The Greek Crisis: Lessons for GCC Monetary Union

The Greek economic crisis is a testing time for Europe in various ways. Scepticism that Greece will give into powerful unions than take tough economic steps, the possibility of creating IMF like institution (EMF) and the speculation that this particular crisis will lead to a breakup of Euro-zone are being highly debated. How the crisis will be handled in the coming days is critical especially when the GCC countries are also heading for the same path: the GCC Monetary Union expected to be formalised by this year.

A monetary union integrates the economies and opens up a realm of possibilities and opportunities for growth. But it also creates cultural, social and economic dynamics that can no longer insulate any one member country from the events and policies of other member countries. These dynamics are felt through multiple channels that affect the countries’ in various ways. In such a dynamic environment, policy making becomes a delicate game as it can lead to multiple desirable and undesirable results.

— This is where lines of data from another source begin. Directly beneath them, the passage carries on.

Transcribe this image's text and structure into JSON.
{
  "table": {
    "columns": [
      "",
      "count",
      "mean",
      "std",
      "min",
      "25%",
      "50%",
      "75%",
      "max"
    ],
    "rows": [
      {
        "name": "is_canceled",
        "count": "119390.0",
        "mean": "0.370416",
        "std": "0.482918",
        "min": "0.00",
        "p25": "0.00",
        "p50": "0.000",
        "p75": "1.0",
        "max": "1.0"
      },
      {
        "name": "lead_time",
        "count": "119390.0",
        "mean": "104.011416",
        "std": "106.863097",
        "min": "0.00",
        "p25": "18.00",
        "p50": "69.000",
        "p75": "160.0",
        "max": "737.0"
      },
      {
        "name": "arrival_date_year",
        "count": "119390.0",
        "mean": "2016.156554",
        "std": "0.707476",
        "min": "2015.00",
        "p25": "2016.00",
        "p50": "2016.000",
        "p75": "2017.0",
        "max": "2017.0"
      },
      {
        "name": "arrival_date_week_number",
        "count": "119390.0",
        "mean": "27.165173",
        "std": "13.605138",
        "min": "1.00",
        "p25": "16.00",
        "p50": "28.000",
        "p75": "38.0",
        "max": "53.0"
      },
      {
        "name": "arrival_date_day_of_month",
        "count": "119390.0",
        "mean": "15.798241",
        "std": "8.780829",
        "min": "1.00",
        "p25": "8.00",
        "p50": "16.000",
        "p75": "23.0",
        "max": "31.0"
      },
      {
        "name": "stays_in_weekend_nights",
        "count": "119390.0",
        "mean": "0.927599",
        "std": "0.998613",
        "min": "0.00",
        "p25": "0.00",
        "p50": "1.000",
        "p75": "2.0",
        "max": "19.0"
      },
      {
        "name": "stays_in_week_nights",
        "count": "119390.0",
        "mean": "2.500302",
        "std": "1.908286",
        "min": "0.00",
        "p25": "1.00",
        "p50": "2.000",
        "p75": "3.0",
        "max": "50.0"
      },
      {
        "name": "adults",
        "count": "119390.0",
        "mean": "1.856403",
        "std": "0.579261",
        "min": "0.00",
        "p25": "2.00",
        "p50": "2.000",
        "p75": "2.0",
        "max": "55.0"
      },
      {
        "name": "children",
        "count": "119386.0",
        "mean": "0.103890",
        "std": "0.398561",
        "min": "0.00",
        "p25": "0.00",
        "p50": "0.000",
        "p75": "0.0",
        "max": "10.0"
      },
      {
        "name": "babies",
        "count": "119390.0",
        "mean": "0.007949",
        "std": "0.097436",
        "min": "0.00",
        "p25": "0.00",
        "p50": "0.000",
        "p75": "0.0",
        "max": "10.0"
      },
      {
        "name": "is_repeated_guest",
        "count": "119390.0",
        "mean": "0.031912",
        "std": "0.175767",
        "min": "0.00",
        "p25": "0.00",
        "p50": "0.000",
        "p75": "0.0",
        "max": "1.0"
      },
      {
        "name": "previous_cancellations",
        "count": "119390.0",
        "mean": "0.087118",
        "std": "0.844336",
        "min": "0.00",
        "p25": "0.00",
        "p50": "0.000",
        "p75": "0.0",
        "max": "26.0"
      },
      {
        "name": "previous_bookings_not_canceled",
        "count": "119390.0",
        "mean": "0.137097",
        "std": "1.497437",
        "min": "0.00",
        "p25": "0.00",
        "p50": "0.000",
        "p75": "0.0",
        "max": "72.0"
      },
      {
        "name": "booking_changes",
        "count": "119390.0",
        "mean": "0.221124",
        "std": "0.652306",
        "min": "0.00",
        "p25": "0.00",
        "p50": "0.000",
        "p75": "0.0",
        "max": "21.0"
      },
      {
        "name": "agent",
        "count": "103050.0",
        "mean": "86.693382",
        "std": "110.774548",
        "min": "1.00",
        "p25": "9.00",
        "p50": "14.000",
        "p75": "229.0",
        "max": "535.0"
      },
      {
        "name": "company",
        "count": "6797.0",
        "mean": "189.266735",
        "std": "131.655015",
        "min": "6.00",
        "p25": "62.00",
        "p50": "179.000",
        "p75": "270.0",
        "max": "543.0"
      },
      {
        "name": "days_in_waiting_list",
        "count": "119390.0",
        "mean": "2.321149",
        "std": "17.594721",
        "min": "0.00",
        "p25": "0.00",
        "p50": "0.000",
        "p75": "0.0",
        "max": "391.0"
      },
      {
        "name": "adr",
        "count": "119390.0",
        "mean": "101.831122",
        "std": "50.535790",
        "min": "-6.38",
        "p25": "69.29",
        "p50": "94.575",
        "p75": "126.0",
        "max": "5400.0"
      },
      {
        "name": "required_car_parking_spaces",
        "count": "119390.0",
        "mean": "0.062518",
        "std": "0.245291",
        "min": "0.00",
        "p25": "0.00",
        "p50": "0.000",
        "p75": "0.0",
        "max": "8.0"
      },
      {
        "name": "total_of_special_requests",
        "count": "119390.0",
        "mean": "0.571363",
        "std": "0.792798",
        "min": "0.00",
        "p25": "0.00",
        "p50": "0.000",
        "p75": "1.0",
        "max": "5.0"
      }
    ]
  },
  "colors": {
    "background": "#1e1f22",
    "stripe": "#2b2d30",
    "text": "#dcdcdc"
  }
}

The Euro crisis is important for it provides an insight into such dynamics of a monetary union. It cannot be denied that Euro was created because of the strong political will of the EU states. For any monetary union to be successful, strong political will is required along with the acceptance of the results of the entire package. The GCC Monetary Union has already achieved most of the convergence issues, but the important question is: are the member countries ready to accept the consequences of the entire package, especially, in terms of economic outlook?

The question is important in the wake of political and economic outlook differences that exist in the Arab region.  Each member country has different economic priorities in terms of their development and growth. Therefore, any policy enforced in one country will have effects rippling across other member countries’ which could be undesirable for some. A case in point is the surrounding speculation of the Dubai World and Dubai’s debt. Such events will have their effects on other Arab economies through channels such as stock markets and financial institutions.  Thus, any unwillingness on the part of member countries to accommodate such differences can actually become the very reason for the monetary union to fail. The union will require an immense political will to accommodate differences in social and economic perspectives.  Perhaps, United Arab Emirates, the second largest economy in the Middle East, foresees that such differences will exist and a Greek-Euro scenario could well occur in this region as well. Therefore, it has backed out of the monetary union.

As the world watches the Greek- Euro crisis unfold, it provides an insight into the whole political and economical dimension. The crisis could prove useful for the GCC countries to keep such scenarios and possibilities of differences in outlook in perspective while preparing for the GCC Monetary Union.  Such an analysis is necessary if the Middle East as a region wants to reap most benefits out of such a union in terms of growth and development.